Я немного пробежал за ним, ухватился зубами за хвост.

Султан дёрнулся, вырвал хвост и даже не обернулся.

Серьёзный и строгий Султан… Не хочет с детьми поиграть.

Боб на берегу вертелся волчком, пытаясь ухватить собственный хвост. Одурел, что ли, от радости? И до того довертелся, что тоже шлёпнулся в воду. Правда, у самого берега, где мелко.

Я вернулся к маме. Мне почему-то стало невесело. Мама виновато вильнула хвостом.

И это все собачьи папы такие? Все они не признают своих детей?


ВТОРОЙ МАМИН УРОК

Нас принесли с речки, положили в будку. Следом за нами вскочила и мама.

— Стыда с вами не оберёшься… Перед отцом осрамились! — не могла она успокоиться.— Никакого уважения к родителю.

— Мама, а я с почтением полз к нему,— подобрался поближе к маминой морде Боб и лизнул её в уголок рта.

— А ты вообще подлиза. Брякнулся кверху лапами, живот выставил! Ишь ты, этому и учить не надо… Да знаешь ли ты, что так поступают только слабаки и трусы? Да и то только при встрече с очень сердитой, большой и страшной собакой, если сразу видишь, что её не одолеть. Запомните, если придётся с кем подраться: берегите живот и шею, горло в первую очередь. Ну, а если выставишь живот, да ещё лапки поднимешь — значит, сдаёшься на милость победителя. Бывает, что это сразу обезоруживает и успокаивает врага. Но не всегда, слышите?

— Слышим, слышим!

— Иная собака может и кишки выпустить…

— Мама, а разве Султан враг? — спросил я.

— Сказала ведь: он ваш отец.

— А ты говорила, что взрослые собаки не обижают маленьких,— напомнил Боб.

— Так это маленьких. А вы ведь не всегда будете маленькими.

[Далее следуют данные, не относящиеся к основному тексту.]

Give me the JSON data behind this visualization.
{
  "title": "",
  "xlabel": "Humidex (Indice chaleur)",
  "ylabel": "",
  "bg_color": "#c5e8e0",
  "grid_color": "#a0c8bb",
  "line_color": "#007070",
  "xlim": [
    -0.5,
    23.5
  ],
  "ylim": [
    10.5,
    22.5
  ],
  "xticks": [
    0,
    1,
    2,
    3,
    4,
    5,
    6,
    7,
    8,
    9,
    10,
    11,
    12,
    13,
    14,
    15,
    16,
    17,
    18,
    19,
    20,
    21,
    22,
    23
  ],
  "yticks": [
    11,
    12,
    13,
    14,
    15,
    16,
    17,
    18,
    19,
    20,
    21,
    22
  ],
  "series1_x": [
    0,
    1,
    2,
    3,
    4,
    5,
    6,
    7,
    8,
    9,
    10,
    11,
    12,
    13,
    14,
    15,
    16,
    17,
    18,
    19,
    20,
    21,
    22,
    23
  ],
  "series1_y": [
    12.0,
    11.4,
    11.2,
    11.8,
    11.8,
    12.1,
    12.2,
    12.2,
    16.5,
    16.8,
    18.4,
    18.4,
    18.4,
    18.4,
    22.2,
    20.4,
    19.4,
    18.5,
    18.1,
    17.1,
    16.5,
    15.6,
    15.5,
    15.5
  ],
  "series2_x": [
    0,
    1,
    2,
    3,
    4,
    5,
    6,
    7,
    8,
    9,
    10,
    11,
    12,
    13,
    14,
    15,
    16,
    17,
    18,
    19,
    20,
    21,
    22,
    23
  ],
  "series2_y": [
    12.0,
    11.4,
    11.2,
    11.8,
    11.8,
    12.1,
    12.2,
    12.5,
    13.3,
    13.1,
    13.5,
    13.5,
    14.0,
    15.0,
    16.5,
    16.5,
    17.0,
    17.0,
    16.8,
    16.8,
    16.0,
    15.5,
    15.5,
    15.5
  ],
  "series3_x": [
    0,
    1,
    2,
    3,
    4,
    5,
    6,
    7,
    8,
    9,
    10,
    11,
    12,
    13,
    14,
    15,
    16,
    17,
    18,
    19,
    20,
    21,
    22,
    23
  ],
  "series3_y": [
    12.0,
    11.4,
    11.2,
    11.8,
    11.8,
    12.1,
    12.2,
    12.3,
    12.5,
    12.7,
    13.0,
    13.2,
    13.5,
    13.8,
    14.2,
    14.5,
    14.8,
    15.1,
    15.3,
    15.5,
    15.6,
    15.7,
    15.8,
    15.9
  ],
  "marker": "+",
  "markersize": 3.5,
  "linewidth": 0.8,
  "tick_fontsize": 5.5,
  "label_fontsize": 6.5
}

— Мама, а папа — какой он? — спросил я.

— Ишь ты! Вот и поговори с ними. Коли б вы выросли такими, как Султан, то лучшего бы я и не желала. Он и красивый, и смелый, и сердце у него благородное, доброе. Это воспитанная собака, не такая, как вы, поросята.

— Мы щенята! — вдруг горделиво заявил Боб, хотя ни он, ни я ещё не знали, кто такие поросята. Слышали, что у деда Антона и бабы Ганны есть свинья с поросятами, но ещё их не видели.

— Воспитанная! А детей своих не любит! — не мог я забыть свою обиду.

— Любит. Только так принято у собак-отцов — виду не подавать, что любишь. Суровое воспитание, чтоб и вы были суровыми, имели твёрдый характер. А что папа не с нами — такой уж у собак обычай, такой закон. А вот у наших диких родичей, у волков, не так. Они в лесу живут. Лес — это много, много деревьев. Сосны, берёзы, ёлки, дубы… Так волки семьями живут, с отцами. И дети долго с родителями не расстаются, старший выводок и младший — вместе живут.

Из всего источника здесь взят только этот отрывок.